Strategic investors looking for regulatory approvals in cross-border transactions should take the time and make an effort early on to prepare a consistent line of argument and evidence to support their multi-jurisdictional filings, including increasingly important Foreign Investment Control filings. 'Rushing the regulators' no longer works for larger deals. Closing dates need to be set with sufficient lead times to provide headroom to resolve the unexpected before running into default situations and disputes.

Martin Klusmann
Antitrust Partner,

Looking ahead in 2021:

  • Wherever you are in the world, mitigating against litigation risk to create greater deal certainty will be paramount in 2021.
  • As approaches continue to evolve in the US, Europe and the UK, expert knowledge of the governmental and regulatory landscape will be key to implementing successful commercial strategies. Given the expected increase in international co-operation during the year to come, international co-ordination will be critical to maximising the prospects of transaction success.
  • An integrated antitrust, litigation and corporate team is critical throughout the process, regardless of whether the transaction is ever litigated in court, to guard against potential deal disputes and to manage effective affirmative messaging about pro-competitive deal rationale and merger defences.

We have seen a marked uptick in merger litigation challenging agency decisions blocking transactions, for example:

  • in the US, we represented Evonik in its landmark victory in February 2020 in litigation brought by the FTC to block its acquisition of PeroxyChem (the first time the FTC had been defeated at trial since 2015);
  • at EU level, we led the only two successful appeals of EC merger prohibitions in the last 18 years.
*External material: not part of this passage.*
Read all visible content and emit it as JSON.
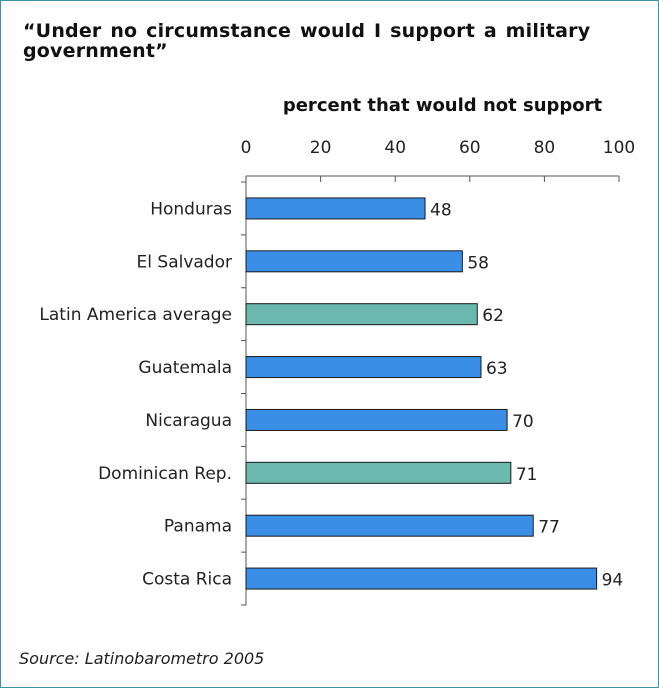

We represented CK Hutchison in overturning the EC’s 2016 prohibition of its proposed merger with O2 UK, with the EU’s General Court ruling in May 2020. We represented UPS in the annulment of the EC’s 2013 prohibition of its proposed merger with TNT, first by the General Court in 2017 and subsequently on appeal by the EC in the Court of Justice of the EU (CJEU); and
  • in the UK, we represented JD Sports in the CAT, which resulted in the remittal back to the CMA for full reconsideration of the proposed JD Sports/Footasylum merger, which the CMA blocked in May 2020 (only the second time that the CAT has remitted a merger prohibition decision back to the CMA).